Roots CEO touts retailer’s progress as strategic review continues
Written by The Canadian Press on April 9, 2026
TORONTO — The CEO of Roots Corp. highlighted the retailer’s progress in improving its profitability as the business pushes on with its strategic review.
In a conference call with financial analysts to discuss the company’s latest results on Thursday, Meghan Roach said she feels the last few years have marked a “successful repositioning of Roots as a premium brand.”
After she joined in 2019, the Toronto-based business known for its casualwear and leather goods began moving away from markdowns and fashioning itself into more of a prestige brand.
Roach said back then, the company’s gross margin was 53.4 per cent and more than 60 per cent of customers purchased something on sale. Now, that key measure of profitability is about 61.3 per cent and more than 70 per cent of customers are making full-price purchases.
Roach touted the gains roughly a month after the apparel company revealed its board was launching a strategic review in hopes of finding ways to maximize value for shareholders.
The company has said the board would study a range of possibilities including, but not limited to, a sale and would not make incremental updates on the review.
Roach reiterated those points Thursday, saying “there can be no assurances that the review will result in any specific action, transaction or agreement.”
“The management team remains dedicated to executing on our strategic priorities, and to operate the business in the best interests of all stakeholders,” she said.
The retailer was started by Michigan natives Michael Budman and Don Green, who met at an Ontario summer camp in the sixties and decided to open what eventually became Roots north of the border in 1973.
They sold a majority stake in Roots in 2015 to private equity firm Searchlight Capital Partners L.P., where Roach was previously a managing director, and by 2017, the retailer had gone public on the Toronto Stock Exchange.
On Thursday, Roots reported sales for its fourth quarter totalled $115.5 million, up from $110.8 million.
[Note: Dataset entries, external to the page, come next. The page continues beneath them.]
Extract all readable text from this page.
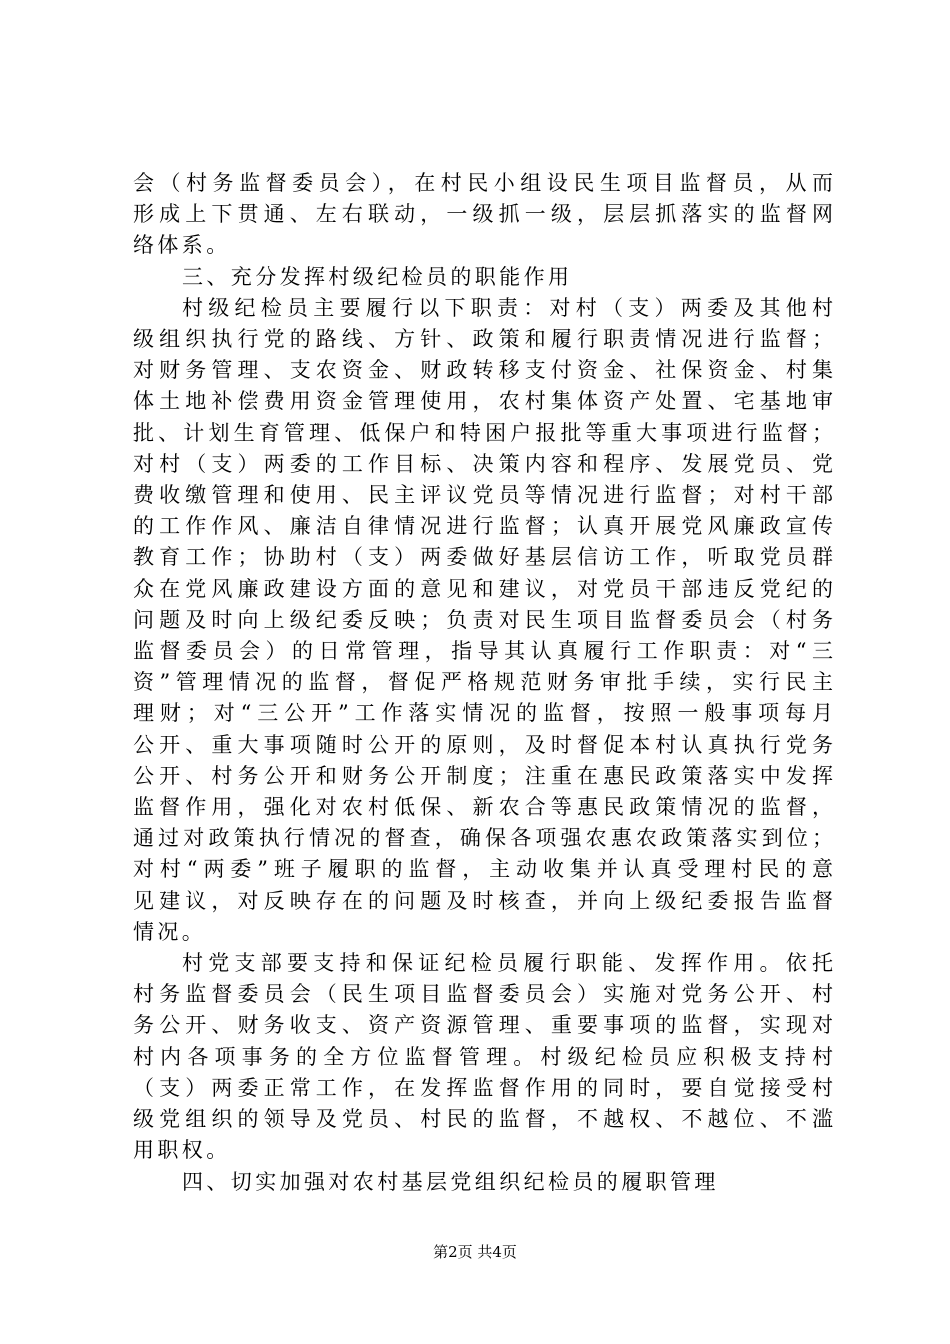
会（村务监督委员会），在村民小组设民生项目监督员，从而
形成上下贯通、左右联动，一级抓一级，层层抓落实的监督网
络体系。
三、充分发挥村级纪检员的职能作用
村级纪检员主要履行以下职责：对村（支）两委及其他村
级组织执行党的路线、方针、政策和履行职责情况进行监督；
对财务管理、支农资金、财政转移支付资金、社保资金、村集
体土地补偿费用资金管理使用，农村集体资产处置、宅基地审
批、计划生育管理、低保户和特困户报批等重大事项进行监督；
对村（支）两委的工作目标、决策内容和程序、发展党员、党
费收缴管理和使用、民主评议党员等情况进行监督；对村干部
的工作作风、廉洁自律情况进行监督；认真开展党风廉政宣传
教育工作；协助村（支）两委做好基层信访工作，听取党员群
众在党风廉政建设方面的意见和建议，对党员干部违反党纪的
问题及时向上级纪委反映；负责对民生项目监督委员会（村务
监督委员会）的日常管理，指导其认真履行工作职责：对“三
资”管理情况的监督，督促严格规范财务审批手续，实行民主
理财；对“三公开”工作落实情况的监督，按照一般事项每月
公开、重大事项随时公开的原则，及时督促本村认真执行党务
公开、村务公开和财务公开制度；注重在惠民政策落实中发挥
监督作用，强化对农村低保、新农合等惠民政策情况的监督，
通过对政策执行情况的督查，确保各项强农惠农政策落实到位；
对村“两委”班子履职的监督，主动收集并认真受理村民的意
见建议，对反映存在的问题及时核查，并向上级纪委报告监督
情况。
村党支部要支持和保证纪检员履行职能、发挥作用。依托
村务监督委员会（民生项目监督委员会）实施对党务公开、村
务公开、财务收支、资产资源管理、重要事项的监督，实现对
村内各项事务的全方位监督管理。村级纪检员应积极支持村
（支）两委正常工作，在发挥监督作用的同时，要自觉接受村
级党组织的领导及党员、村民的监督，不越权、不越位、不滥
用职权。
四、切实加强对农村基层党组织纪检员的履职管理
第2页 共4页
Direct-to-consumer sales amounted to $107 million, up from $101.2 million, while partners and other sales amounted to $8.5 million, down from $9.6 million.
Overall, the company reported a profit of $14.7 million or 37 cents per share for the quarter ended Jan. 31. That compared with a loss of $21.7 million or 54 cents per share a year earlier when it took a non-cash impairment charge.
On an adjusted basis, Roots earned 42 cents per share compared with an adjusted profit of 40 cents per share in the same quarter last year.
The results covered the typically busy holiday season, which arrived this time as trade tensions continued to fester and according to Roach, made the consumer environment “dynamic.”
“But it’s no different than really what we’ve seen over the last three years,” she said. “It seems like every year, there’s something new that happens.”